Poke around the ruins of an ancient Viking camp. Feel the heat from the forge as a blacksmith works in a historic, 18th-century seaside shipbuilding town. Skate along a frozen canal. Smell wildflowers as you hike through pristine alpine wilderness to a log mountain lodge. Strap on cross-country skis and follow the clifftop of a fjord. Roam with buffalo.

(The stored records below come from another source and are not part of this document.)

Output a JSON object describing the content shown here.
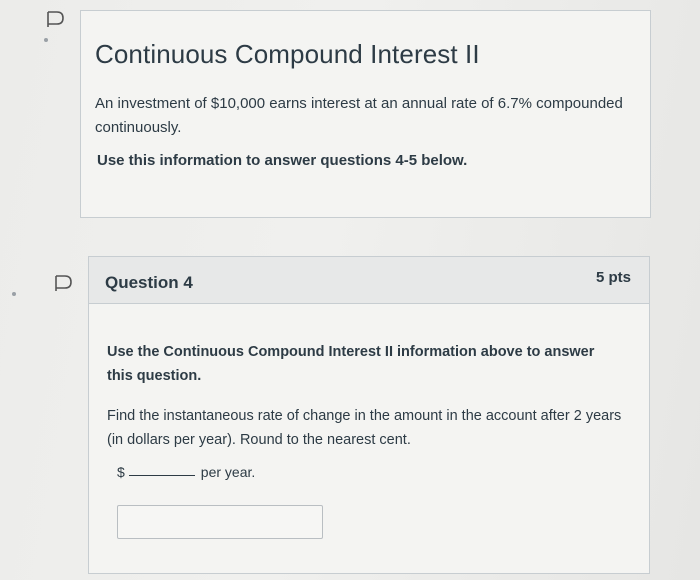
{
  "intro": {
    "title": "Continuous Compound Interest II",
    "text": "An investment of $10,000 earns interest at an annual rate of 6.7% compounded continuously.",
    "instructions": "Use this information to answer questions 4-5 below."
  },
  "question": {
    "name": "Question 4",
    "points": "5 pts",
    "reference": "Use the Continuous Compound Interest II information above to answer this question.",
    "prompt": "Find the instantaneous rate of change in the amount in the account after 2 years (in dollars per year). Round to the nearest cent.",
    "answer_prefix": "$",
    "answer_suffix": "per year.",
    "answer_value": ""
  },
  "icons": {
    "flag": "flag-icon",
    "accent": "#4a4a4a"
  }
}
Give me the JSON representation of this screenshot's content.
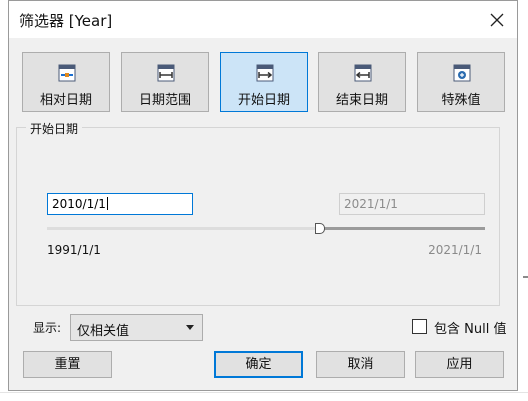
{
  "window": {
    "title": "筛选器 [Year]"
  },
  "modes": [
    {
      "label": "相对日期",
      "icon": "relative-date-icon",
      "active": false
    },
    {
      "label": "日期范围",
      "icon": "date-range-icon",
      "active": false
    },
    {
      "label": "开始日期",
      "icon": "start-date-icon",
      "active": true
    },
    {
      "label": "结束日期",
      "icon": "end-date-icon",
      "active": false
    },
    {
      "label": "特殊值",
      "icon": "special-values-icon",
      "active": false
    }
  ],
  "panel": {
    "title": "开始日期",
    "start_value": "2010/1/1",
    "end_value": "2021/1/1",
    "range_min": "1991/1/1",
    "range_max": "2021/1/1",
    "slider_position": 0.6
  },
  "show": {
    "label": "显示:",
    "selected": "仅相关值"
  },
  "include_null": {
    "label": "包含 Null 值",
    "checked": false
  },
  "buttons": {
    "reset": "重置",
    "ok": "确定",
    "cancel": "取消",
    "apply": "应用"
  },
  "colors": {
    "accent": "#0078d7",
    "active_bg": "#cce4f7",
    "dialog_bg": "#f0f0f0"
  }
}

Canada’s 15 UNESCO World Heritage Sites are a diverse collection of preserves, both cultural and natural. Stroll through parks where elk amble amid chateau-styled railway hotels or rest by the largest non-polar icefield in the world. See thick moss blanket abandoned longhouses and downed totem poles on rainforest islands or hike the parched desert-like Badlands in search of dinosaur bones. Canada’s first Natural World Heritage Site, Nahanni, has a wild river that rages under the midnight sun while its newest, the Joggins Fossil Cliffs, is a paleontologist’s dream, a “coal age Galápagos” of bizarre, 300-million-year-old fossils.
Finish off a day of exploring with a soak in hot springs beneath Northern Lights. Or relax at a très chic sidewalk café or in a cozy, British-style pub. Dine on gourmet fare at a historic hotel. Cook over a campfire outside your tent. Then drift off to sleep knowing you’ve experienced the epitome of unique.